= Clarice Weinberg =

American biostatistician and epidemiologist

Clarice Ring Weinberg is an American biostatistician and epidemiologist who works for the National Institute of Environmental Health Sciences as principal investigator in the Biostatistics and Computational Biology Branch. Her research concerns environmental epidemiology, and its combination with genetics in susceptibility to disease, including running the Sister Study on how environmental and genetic effects can lead to breast cancer. She has also published highly cited research on fertility.

==Education and career==
Weinberg is originally from Connecticut.
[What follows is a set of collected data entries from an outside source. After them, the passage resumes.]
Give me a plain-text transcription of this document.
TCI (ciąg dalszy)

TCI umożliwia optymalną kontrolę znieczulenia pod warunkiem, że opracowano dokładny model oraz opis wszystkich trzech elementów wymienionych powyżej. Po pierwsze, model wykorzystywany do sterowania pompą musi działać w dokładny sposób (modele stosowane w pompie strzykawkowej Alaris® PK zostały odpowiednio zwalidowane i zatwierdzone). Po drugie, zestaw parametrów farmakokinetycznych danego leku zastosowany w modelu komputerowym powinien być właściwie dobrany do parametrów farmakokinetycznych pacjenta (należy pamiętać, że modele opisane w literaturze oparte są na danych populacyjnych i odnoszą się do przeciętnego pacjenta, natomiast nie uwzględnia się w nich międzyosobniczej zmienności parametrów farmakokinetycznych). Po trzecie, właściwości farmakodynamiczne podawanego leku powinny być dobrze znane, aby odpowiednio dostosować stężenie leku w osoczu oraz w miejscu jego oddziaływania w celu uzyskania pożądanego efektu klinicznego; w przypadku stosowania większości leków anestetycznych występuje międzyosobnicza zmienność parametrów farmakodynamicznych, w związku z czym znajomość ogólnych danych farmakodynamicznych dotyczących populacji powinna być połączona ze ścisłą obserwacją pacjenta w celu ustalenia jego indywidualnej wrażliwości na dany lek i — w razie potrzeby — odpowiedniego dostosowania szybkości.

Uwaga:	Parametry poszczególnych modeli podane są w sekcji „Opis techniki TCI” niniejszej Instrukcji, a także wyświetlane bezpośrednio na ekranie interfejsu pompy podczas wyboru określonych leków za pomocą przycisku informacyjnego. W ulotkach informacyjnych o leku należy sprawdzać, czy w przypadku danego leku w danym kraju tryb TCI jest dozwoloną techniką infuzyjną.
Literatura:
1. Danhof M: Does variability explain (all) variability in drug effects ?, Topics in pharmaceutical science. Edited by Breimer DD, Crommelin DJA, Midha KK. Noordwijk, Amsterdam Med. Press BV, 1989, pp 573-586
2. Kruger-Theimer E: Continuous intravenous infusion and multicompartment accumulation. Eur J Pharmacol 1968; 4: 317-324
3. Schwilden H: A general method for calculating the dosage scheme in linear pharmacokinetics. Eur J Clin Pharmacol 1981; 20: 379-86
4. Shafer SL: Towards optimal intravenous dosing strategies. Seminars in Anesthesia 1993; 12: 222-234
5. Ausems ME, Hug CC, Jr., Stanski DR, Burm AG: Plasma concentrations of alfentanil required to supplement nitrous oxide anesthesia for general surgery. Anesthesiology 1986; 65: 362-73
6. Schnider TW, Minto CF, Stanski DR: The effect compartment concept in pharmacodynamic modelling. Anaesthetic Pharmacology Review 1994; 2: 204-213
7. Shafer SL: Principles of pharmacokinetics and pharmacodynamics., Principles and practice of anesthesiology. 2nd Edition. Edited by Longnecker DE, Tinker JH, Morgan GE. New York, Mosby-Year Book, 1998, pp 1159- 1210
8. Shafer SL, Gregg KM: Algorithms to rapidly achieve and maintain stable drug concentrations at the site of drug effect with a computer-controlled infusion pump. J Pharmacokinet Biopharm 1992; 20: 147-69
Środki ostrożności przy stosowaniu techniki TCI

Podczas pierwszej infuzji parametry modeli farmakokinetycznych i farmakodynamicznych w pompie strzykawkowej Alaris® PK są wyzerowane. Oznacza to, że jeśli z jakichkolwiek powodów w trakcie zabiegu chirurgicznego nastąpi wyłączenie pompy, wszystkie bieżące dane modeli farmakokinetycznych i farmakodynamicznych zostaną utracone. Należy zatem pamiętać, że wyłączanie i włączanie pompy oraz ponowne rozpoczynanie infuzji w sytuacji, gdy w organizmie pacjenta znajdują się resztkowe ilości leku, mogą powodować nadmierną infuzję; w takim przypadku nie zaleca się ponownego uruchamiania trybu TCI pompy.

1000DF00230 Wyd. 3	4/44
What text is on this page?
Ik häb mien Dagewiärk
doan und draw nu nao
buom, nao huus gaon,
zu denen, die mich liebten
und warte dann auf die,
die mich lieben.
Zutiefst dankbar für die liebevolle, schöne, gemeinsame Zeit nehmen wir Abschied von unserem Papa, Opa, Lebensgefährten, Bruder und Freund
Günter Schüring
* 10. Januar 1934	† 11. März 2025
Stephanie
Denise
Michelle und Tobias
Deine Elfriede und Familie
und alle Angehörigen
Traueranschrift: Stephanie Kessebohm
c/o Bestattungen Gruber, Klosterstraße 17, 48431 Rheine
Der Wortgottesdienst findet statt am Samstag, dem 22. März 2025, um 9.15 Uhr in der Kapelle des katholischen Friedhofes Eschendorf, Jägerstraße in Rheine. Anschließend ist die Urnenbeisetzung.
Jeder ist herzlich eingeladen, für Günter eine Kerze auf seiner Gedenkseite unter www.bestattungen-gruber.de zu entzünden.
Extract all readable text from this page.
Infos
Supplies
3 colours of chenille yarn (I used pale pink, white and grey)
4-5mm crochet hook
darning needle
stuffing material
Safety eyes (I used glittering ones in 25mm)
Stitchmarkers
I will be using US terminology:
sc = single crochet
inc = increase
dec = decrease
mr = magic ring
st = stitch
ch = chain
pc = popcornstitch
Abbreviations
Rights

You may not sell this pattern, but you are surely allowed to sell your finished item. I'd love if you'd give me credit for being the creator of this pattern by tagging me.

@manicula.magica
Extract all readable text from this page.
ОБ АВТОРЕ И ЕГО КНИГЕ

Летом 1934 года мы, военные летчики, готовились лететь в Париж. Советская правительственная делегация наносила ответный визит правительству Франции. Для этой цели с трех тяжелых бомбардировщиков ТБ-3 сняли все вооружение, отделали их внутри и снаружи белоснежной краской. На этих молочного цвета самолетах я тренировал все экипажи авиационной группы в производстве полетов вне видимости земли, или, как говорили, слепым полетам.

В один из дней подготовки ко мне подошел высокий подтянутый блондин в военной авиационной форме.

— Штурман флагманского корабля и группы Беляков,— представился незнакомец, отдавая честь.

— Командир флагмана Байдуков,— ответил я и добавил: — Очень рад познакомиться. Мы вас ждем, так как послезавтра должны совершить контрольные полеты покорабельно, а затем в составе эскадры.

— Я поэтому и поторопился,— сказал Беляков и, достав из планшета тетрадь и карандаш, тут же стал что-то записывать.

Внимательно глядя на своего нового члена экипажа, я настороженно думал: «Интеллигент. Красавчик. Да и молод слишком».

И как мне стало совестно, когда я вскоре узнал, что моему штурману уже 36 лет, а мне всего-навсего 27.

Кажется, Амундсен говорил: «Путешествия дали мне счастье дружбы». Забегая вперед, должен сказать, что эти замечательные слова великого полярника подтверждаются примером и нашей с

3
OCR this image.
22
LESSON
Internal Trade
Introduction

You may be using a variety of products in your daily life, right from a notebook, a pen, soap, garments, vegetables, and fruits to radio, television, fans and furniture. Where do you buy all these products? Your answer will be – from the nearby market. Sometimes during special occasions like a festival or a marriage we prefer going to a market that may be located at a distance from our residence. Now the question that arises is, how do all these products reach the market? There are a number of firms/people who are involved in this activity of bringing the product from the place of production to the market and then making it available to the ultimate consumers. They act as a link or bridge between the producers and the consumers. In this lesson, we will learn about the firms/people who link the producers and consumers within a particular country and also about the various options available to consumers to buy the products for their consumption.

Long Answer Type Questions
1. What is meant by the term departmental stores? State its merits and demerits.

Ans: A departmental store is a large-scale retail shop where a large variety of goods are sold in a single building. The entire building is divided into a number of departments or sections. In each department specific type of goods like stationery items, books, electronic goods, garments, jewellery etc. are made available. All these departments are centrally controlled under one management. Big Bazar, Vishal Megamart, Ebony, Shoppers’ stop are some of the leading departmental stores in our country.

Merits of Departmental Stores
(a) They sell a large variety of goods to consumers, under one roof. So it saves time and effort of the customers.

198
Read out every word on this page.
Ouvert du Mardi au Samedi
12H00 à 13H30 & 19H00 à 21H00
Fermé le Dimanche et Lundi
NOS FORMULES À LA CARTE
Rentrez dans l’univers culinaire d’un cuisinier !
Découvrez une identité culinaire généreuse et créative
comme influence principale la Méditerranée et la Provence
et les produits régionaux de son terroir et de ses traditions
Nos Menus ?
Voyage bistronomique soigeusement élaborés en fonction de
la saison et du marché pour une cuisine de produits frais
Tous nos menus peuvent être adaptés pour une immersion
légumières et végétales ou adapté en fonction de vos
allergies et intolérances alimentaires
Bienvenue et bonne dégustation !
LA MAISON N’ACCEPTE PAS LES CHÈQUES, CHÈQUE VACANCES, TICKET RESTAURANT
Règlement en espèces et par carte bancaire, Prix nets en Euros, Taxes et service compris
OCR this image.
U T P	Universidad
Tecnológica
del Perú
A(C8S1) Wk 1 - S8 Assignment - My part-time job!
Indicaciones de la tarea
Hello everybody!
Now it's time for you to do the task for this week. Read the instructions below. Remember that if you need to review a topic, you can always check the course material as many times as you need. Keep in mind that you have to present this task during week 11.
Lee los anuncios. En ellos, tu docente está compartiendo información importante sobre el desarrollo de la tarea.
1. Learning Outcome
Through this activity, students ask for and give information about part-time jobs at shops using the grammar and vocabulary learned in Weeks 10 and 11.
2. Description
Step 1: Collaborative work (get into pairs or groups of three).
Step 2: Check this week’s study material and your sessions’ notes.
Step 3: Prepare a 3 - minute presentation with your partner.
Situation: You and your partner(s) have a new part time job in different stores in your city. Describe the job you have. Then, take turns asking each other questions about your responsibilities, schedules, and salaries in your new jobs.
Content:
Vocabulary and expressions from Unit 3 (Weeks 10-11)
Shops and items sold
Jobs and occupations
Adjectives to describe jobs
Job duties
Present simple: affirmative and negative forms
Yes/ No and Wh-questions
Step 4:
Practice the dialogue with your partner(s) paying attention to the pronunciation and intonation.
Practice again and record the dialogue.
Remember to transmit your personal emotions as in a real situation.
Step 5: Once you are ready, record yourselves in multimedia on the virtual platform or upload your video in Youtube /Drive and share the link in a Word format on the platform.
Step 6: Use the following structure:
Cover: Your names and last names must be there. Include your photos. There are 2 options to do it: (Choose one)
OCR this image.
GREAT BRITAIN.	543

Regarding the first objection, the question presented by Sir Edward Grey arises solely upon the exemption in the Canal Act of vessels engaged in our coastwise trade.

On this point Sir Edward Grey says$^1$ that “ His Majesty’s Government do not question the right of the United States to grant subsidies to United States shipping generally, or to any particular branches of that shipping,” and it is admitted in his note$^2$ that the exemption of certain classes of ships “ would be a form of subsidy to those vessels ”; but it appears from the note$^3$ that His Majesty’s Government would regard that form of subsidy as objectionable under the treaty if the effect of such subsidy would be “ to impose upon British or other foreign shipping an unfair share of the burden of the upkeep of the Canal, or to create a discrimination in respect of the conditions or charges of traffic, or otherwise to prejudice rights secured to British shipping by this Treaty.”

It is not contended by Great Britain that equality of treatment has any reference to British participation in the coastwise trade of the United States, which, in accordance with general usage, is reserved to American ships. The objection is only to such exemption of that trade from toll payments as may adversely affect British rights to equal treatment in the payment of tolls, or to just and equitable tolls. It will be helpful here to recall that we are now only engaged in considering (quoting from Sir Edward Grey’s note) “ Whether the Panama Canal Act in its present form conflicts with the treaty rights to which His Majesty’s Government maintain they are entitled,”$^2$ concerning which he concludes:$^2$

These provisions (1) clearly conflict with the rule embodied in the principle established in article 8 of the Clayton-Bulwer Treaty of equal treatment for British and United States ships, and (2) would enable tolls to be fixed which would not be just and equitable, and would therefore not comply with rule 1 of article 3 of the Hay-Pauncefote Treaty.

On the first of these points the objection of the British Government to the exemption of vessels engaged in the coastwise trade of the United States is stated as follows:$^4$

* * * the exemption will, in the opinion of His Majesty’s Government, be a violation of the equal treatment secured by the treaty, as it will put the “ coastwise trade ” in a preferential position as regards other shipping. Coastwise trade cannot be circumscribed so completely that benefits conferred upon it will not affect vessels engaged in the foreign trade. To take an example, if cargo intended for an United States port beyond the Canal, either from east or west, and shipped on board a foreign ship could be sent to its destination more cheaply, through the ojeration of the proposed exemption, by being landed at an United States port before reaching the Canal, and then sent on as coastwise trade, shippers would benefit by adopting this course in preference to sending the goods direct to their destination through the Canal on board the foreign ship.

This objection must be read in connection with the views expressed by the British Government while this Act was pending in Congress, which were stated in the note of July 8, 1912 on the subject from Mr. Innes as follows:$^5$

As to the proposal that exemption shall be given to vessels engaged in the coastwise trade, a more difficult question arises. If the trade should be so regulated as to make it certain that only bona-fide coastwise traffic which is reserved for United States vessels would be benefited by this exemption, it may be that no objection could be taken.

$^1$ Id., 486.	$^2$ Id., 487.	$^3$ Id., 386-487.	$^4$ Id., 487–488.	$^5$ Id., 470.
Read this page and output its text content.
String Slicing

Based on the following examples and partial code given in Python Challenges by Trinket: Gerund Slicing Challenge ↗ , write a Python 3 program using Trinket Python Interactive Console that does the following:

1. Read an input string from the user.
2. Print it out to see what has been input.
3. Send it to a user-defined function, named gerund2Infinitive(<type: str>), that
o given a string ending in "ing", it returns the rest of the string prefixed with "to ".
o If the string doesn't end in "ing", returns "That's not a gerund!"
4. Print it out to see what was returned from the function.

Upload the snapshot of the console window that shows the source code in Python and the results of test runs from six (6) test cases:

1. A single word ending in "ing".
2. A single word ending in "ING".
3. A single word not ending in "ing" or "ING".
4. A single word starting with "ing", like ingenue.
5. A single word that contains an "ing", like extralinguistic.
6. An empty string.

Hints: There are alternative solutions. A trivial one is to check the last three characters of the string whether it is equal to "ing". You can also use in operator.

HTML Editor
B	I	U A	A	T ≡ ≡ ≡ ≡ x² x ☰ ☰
She majored in mathematics at Simmons College, graduating in 1972, earned a master's degree in mathematics from Brandeis University in 1974, and completed a Ph.D. in biomathematics from the University of Washington in 1980. Her dissertation, A Test for Clustering on the Circle, was supervised by Lloyd Delbert Fisher Jr.

After three years as an acting assistant professor at the University of Washington, she joined the National Institute of Environmental Health Sciences as a mathematical statistician in 1983. She became deputy chief of the Biostatistics and Computational Biology Branch in 1997, and has held an adjunct faculty appointment at the University of North Carolina at Chapel Hill since 1986.

==Recognition==
Weinberg was named a Fellow of the American Statistical Association in 1995. She won the Nathan Mantel Award of the Statistics in Epidemiology Section of the American Statistical Association in 2005, in recognition of her lifetime contributions to "statistical methods developed to solve problems in epidemiology resulting from involvement in epidemiological analysis". She was also the 2005 winner of the Janet L. Norwood Award for outstanding achievement by a woman in the statistical sciences.